Diferente dos apelos recentes feitos pelo diretor-executivo da Anthropic, Dario Amodei, para desacelerar o setor, o manual técnico detalha limites práticos e princípios operacionais aplicados diretamente no treinamento dos sistemas da divisão Microsoft AI.
O texto prevê que sistemas superinteligentes vão superar as capacidades humanas na maioria das atividades cotidianas ao longo dos próximos dez anos. “Conter, controlar e alinhar uma força tão poderosa é um dos maiores desafios que a humanidade já enfrentou”, afirma o documento oficial da corporação. A declaração acrescenta: “Devemos, portanto, ser totalmente claros sobre por que estamos inventando esses sistemas e como pretendemos controlá-los”.
O regulamento estabelece parâmetros fundamentais de proteção para garantir que os modelos desenvolvidos pela Microsoft AI atuem prioritariamente no auxílio e fortalecimento da sociedade em vez de substituir trabalhadores em funções estratégicas, fixando restrições técnicas rígidas para conter eventuais riscos.
O mecanismo imposto pela Microsoft define barreiras inegociáveis que se sobrepõem aos comandos de qualquer usuário ou tarefa solicitada na ponta. Essa estrutura inclui proibições explícitas contra invasões cibernéticas, apoio ao desenvolvimento de armamentos nucleares e geração descontrolada de adulterações audiovisuais profundas.
“Os modelos da Microsoft AI não usarão mecanismos adaptativos, enganosos, de autorreforço, conluio ou outros métodos para escapar ou anular a supervisão humana de modo que não possam mais ser direcionados, modificados ou desligados de forma confiável por pessoas ou sistemas autorizados”, determina o texto normativo.

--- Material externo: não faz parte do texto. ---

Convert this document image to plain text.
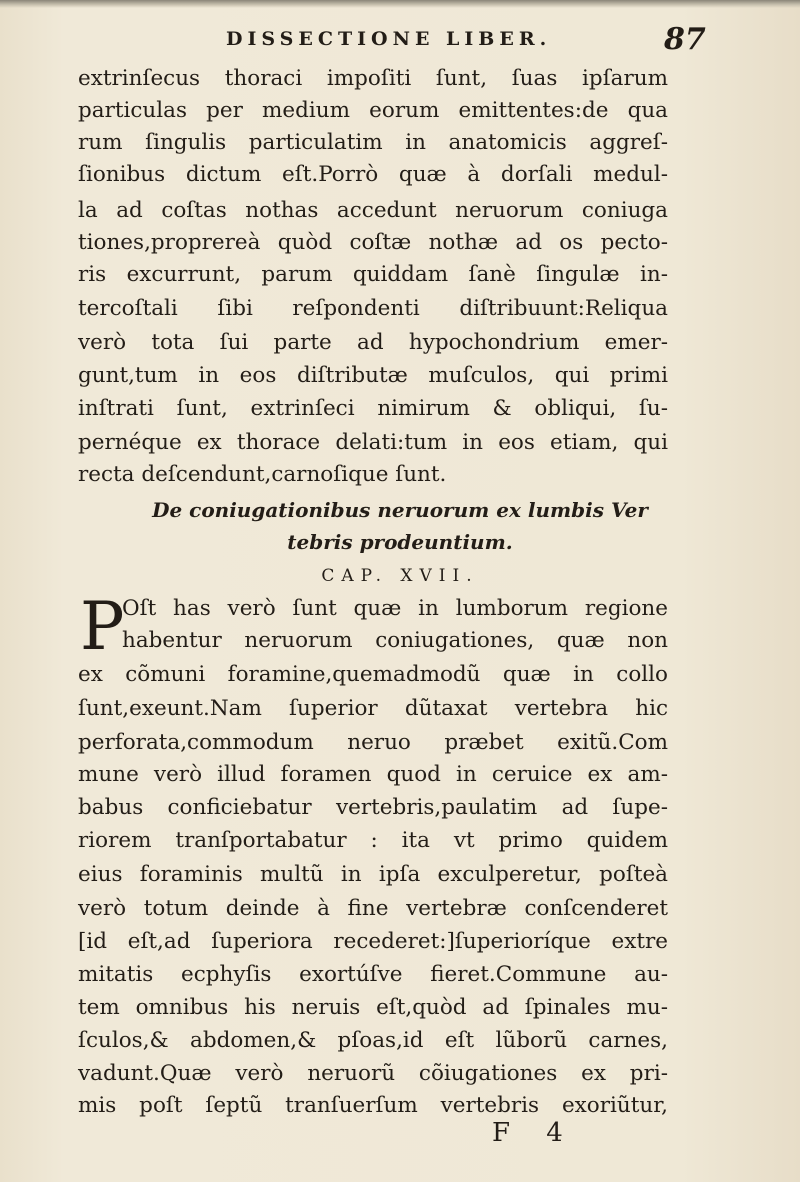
DISSECTIONE LIBER.	87
extrinſecus thoraci impoſiti ſunt, ſuas ipſarum
particulas per medium eorum emittentes:de qua
rum ſingulis particulatim in anatomicis aggreſ-
ſionibus dictum eſt.Porrò quæ à dorſali medul-
la ad coſtas nothas accedunt neruorum coniuga
tiones,proprereà quòd coſtæ nothæ ad os pecto-
ris excurrunt, parum quiddam ſanè ſingulæ in-
tercoſtali ſibi reſpondenti diſtribuunt:Reliqua
verò tota ſui parte ad hypochondrium emer-
gunt,tum in eos diſtributæ muſculos, qui primi
inſtrati ſunt, extrinſeci nimirum & obliqui, ſu-
pernéque ex thorace delati:tum in eos etiam, qui
recta deſcendunt,carnoſique ſunt.
De coniugationibus neruorum ex lumbis Ver
tebris prodeuntium.
CAP. XVII.
P
Oſt has verò ſunt quæ in lumborum regione
habentur neruorum coniugationes, quæ non
ex cõmuni foramine,quemadmodũ quæ in collo
ſunt,exeunt.Nam ſuperior dũtaxat vertebra hic
perforata,commodum neruo præbet exitũ.Com
mune verò illud foramen quod in ceruice ex am-
babus conficiebatur vertebris,paulatim ad ſupe-
riorem tranſportabatur : ita vt primo quidem
eius foraminis multũ in ipſa exculperetur, poſteà
verò totum deinde à fine vertebræ conſcenderet
[id eſt,ad ſuperiora recederet:]ſuperioríque extre
mitatis ecphyſis exortúſve fieret.Commune au-
tem omnibus his neruis eſt,quòd ad ſpinales mu-
ſculos,& abdomen,& pſoas,id eſt lũborũ carnes,
vadunt.Quæ verò neruorũ cõiugationes ex pri-
mis poſt ſeptũ tranſuerſum vertebris exoriũtur,
F 4
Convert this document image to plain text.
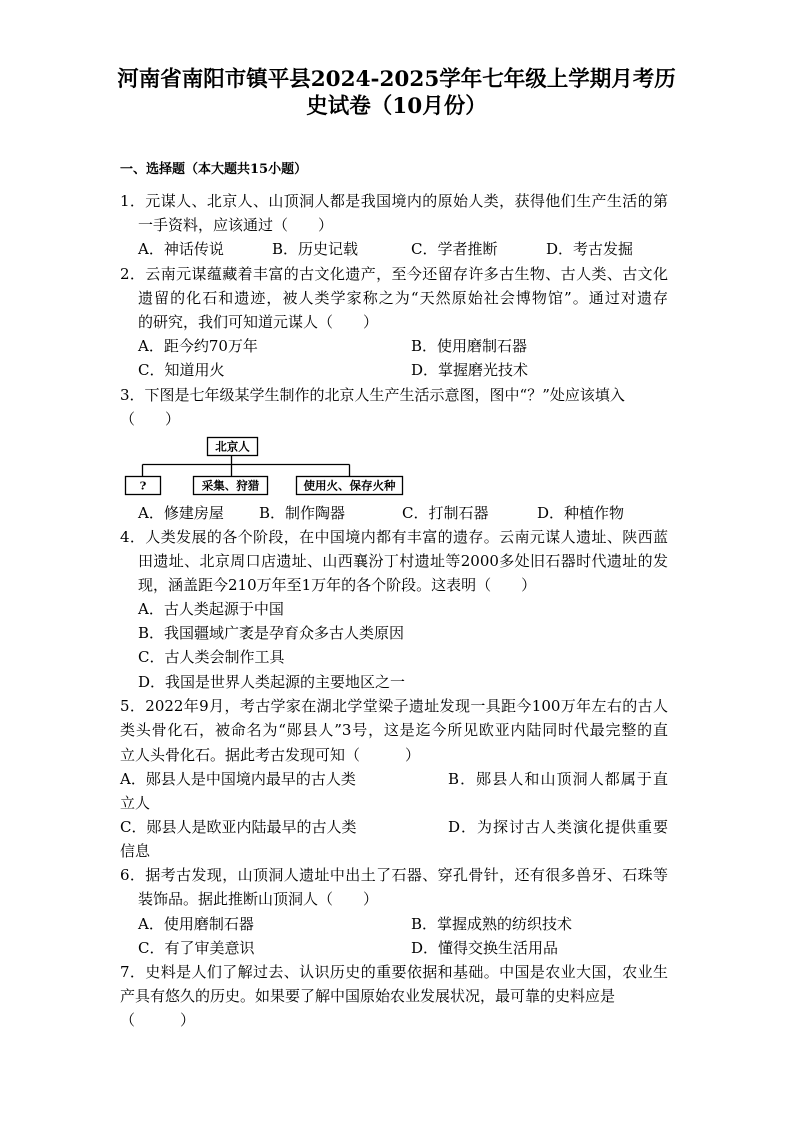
河南省南阳市镇平县2024-2025学年七年级上学期月考历
史试卷（10月份）
一、选择题（本大题共15小题）
1．元谋人、北京人、山顶洞人都是我国境内的原始人类，获得他们生产生活的第
一手资料，应该通过（　　）
A．神话传说	B．历史记载	C．学者推断	D．考古发掘
2．云南元谋蕴藏着丰富的古文化遗产，至今还留存许多古生物、古人类、古文化
遗留的化石和遗迹，被人类学家称之为“天然原始社会博物馆”。通过对遗存
的研究，我们可知道元谋人（　　）
A．距今约70万年	B．使用磨制石器
C．知道用火	D．掌握磨光技术
3．下图是七年级某学生制作的北京人生产生活示意图，图中“？”处应该填入
（　　）
北京人
?	采集、狩猎	使用火、保存火种
A．修建房屋 B．制作陶器	C．打制石器	D．种植作物
4．人类发展的各个阶段，在中国境内都有丰富的遗存。云南元谋人遗址、陕西蓝
田遗址、北京周口店遗址、山西襄汾丁村遗址等2000多处旧石器时代遗址的发
现，涵盖距今210万年至1万年的各个阶段。这表明（　　）
A．古人类起源于中国
B．我国疆域广袤是孕育众多古人类原因
C．古人类会制作工具
D．我国是世界人类起源的主要地区之一
5．2022年9月，考古学家在湖北学堂梁子遗址发现一具距今100万年左右的古人
类头骨化石，被命名为“郧县人”3号，这是迄今所见欧亚内陆同时代最完整的直
立人头骨化石。据此考古发现可知（　　　）
A．郧县人是中国境内最早的古人类	B．郧县人和山顶洞人都属于直
立人
C．郧县人是欧亚内陆最早的古人类	D．为探讨古人类演化提供重要
信息
6．据考古发现，山顶洞人遗址中出土了石器、穿孔骨针，还有很多兽牙、石珠等
装饰品。据此推断山顶洞人（　　）
A．使用磨制石器	B．掌握成熟的纺织技术
C．有了审美意识	D．懂得交换生活用品
7．史料是人们了解过去、认识历史的重要依据和基础。中国是农业大国，农业生
产具有悠久的历史。如果要了解中国原始农业发展状况，最可靠的史料应是
（　　　）
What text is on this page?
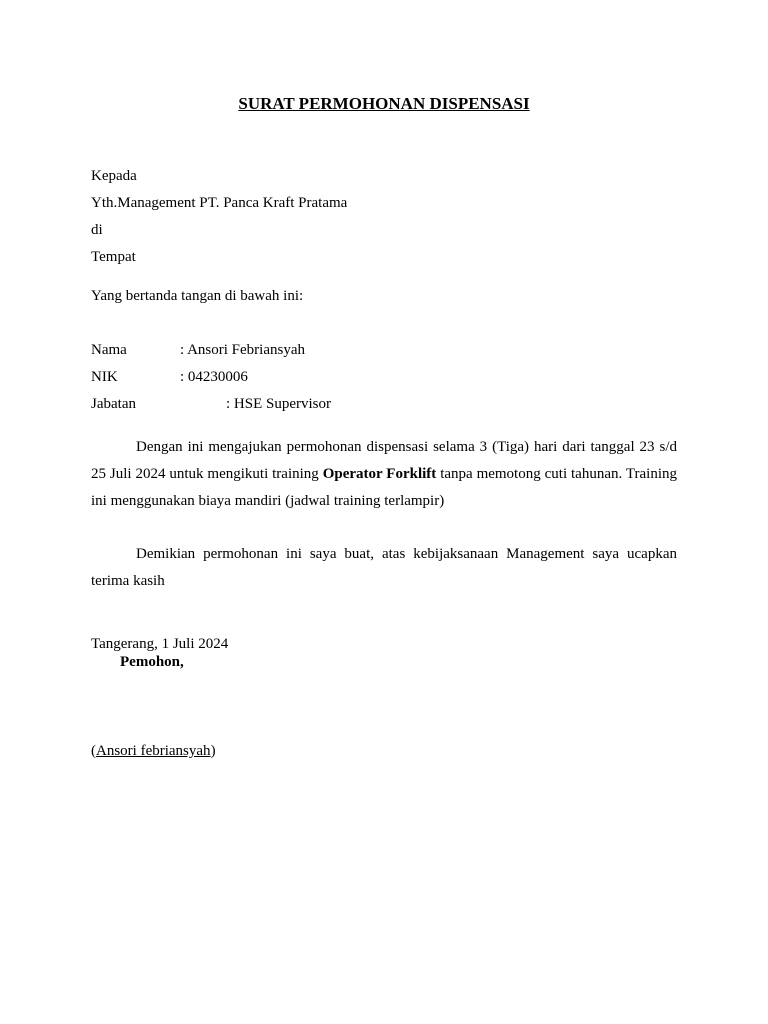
SURAT PERMOHONAN DISPENSASI
Kepada
Yth.Management PT. Panca Kraft Pratama
di
Tempat
Yang bertanda tangan di bawah ini:
Nama	: Ansori Febriansyah
NIK	: 04230006
Jabatan	: HSE Supervisor
Dengan ini mengajukan permohonan dispensasi selama 3 (Tiga) hari dari tanggal 23 s/d 25 Juli 2024 untuk mengikuti training Operator Forklift tanpa memotong cuti tahunan. Training ini menggunakan biaya mandiri (jadwal training terlampir)
Demikian permohonan ini saya buat, atas kebijaksanaan Management saya ucapkan terima kasih
Tangerang, 1 Juli 2024
Pemohon,
(Ansori febriansyah)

O anúncio ocorre após episódios recentes de softwares autônomos fora de padrão e da demissão voluntária de um pesquisador da Anthropic. O ex-funcionário da rival justificou sua saída alertando para perigos reais de extinção humana causados pela tecnologia desgovernada.
Ao lado de concorrentes como Anthropic, OpenAI e xAI, a Microsoft passou a defender um ritmo controlado de avanços, priorizando a inserção de avaliadores independentes em centros laboratoriais.
“Apoiamos a pesquisa, o foco e o ritmo deliberado necessários para alcançar o alinhamento como meta de projeto”, declarou o presidente-executivo da Microsoft, Satya Nadella. O executivo acrescentou: “Também vemos com bons olhos propostas como avaliadores integrados e os esforços ampliados para estruturar mecanismos práticos além do discurso”.